(di Manuela Tulli)
Il cartello stradale con
l'indicazione 'katolik kilisesi', chiesa cattolica, porta in un
vicolo stretto e anonimo. L'ingresso è sobrio come quello di una
delle tante case basse nel borgo antico di Antiochia, oggi
Hatay, nell'estremo sud-est della Turchia, al confine con la
Siria. Aleppo dista appena un centinaio di chilometri quando
invece la capitale Istanbul è altre 1.100 km lontana da qui.

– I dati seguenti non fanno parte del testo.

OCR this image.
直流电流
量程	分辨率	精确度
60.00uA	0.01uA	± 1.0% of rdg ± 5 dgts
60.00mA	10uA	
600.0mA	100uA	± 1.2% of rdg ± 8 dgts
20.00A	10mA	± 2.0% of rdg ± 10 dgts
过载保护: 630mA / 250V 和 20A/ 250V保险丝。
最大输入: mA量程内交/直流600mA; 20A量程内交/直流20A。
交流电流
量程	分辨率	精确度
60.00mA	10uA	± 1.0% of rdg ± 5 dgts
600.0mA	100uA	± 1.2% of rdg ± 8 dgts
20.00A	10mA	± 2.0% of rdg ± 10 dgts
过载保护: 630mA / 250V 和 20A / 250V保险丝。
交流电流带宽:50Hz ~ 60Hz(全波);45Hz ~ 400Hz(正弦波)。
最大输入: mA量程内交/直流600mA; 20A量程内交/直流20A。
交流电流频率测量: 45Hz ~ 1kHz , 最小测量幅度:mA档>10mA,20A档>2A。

E' il convento dei cappuccini, dove vivono nove frati che
arrivano da Italia, Romania, India e Pakistan. E uno dei saloni
della casa è stato sistemato con icone e altare per poter
celebrare la messa. E' intitolata ai santi Pietro e Paolo questa
'casa-chiesa', l'unico luogo di culto cattolico di questa città
turca. Ad Antiochia, dove per la prima volta i discepoli di
Cristo furono appunto chiamati 'cristiani', e dove vissero i due
pilastri della storia della Chiesa, San Pietro, il primo Papa, e
San Paolo, oggi i cattolici sono un centinaio, mentre
complessivamente i cristiani sono poco più di un migliaio in
città, il triplo se si considera tutta la provincia. Quattordici
gli ebrei. Per il resto la cittadina di 1,2 milioni di abitanti
è musulmana. "Ma tra le differenti fedi qui ad Antiochia c'è
sempre stato dialogo e rispetto", dice padre Domenico Bertogli,
86 anni, nato a Modena, ma da 55 anni missionario in Turchia,
che parla con gioia dei "ventisei battesimi" in famiglie non
cristiane che negli ultimi 35 anni, quelli trascorsi appunto ad
Antiochia, ha celebrato. "La convivenza qui c'è sempre stata, è
importante però che il dialogo parta dalla propria identità. Io
dico sempre: questa è la mia fede. Ma senza proporre e imporre
nulla", racconta ai giornalisti al seguito di una missione
dell'Opera Romana Pellegrinaggi, l'ente della diocesi di Roma
che promuove viaggi di fede, che torna in questa zona della
Turchia dopo il blocco degli anni del Covid. Padre Bertogli
mostra con affetto anche un Corano che gli è stato regalato da
una donna musulmana. Nelle messe e le lodi, che si celebrano in
questa "domus ecclesiae", la casa-chiesa, come la chiamano i
frati, i canti e le preghiere spesso si mescolano con l'invito
alla preghiera islamica, cinque volte al giorno, del muezzin che
arriva dal vicino minareto.
D'altronde ad Hatay c'è una antichissima moschea, risalente
al VII secolo, dedicata - forse unico caso al mondo - ad un
'santo' cristiano, Habib-i Nejjar, che secondo la tradizione fu
punito e martirizzato perché cercò di proteggere e nascondere
due discepoli di Cristo arrivati appunto ad Antiochia, Paolo e
Barnaba. L'imam spiega che questo falegname, mestiere che è
indicato nel suo nome turco, è venerato anche dai musulmani
proprio per questo gesto di generosità. E nell'area della
moschea c'è anche una tomba dove si indica che ci sono i resti
di San Paolo e San Giovanni, due 'amici' del mondo dell'islam.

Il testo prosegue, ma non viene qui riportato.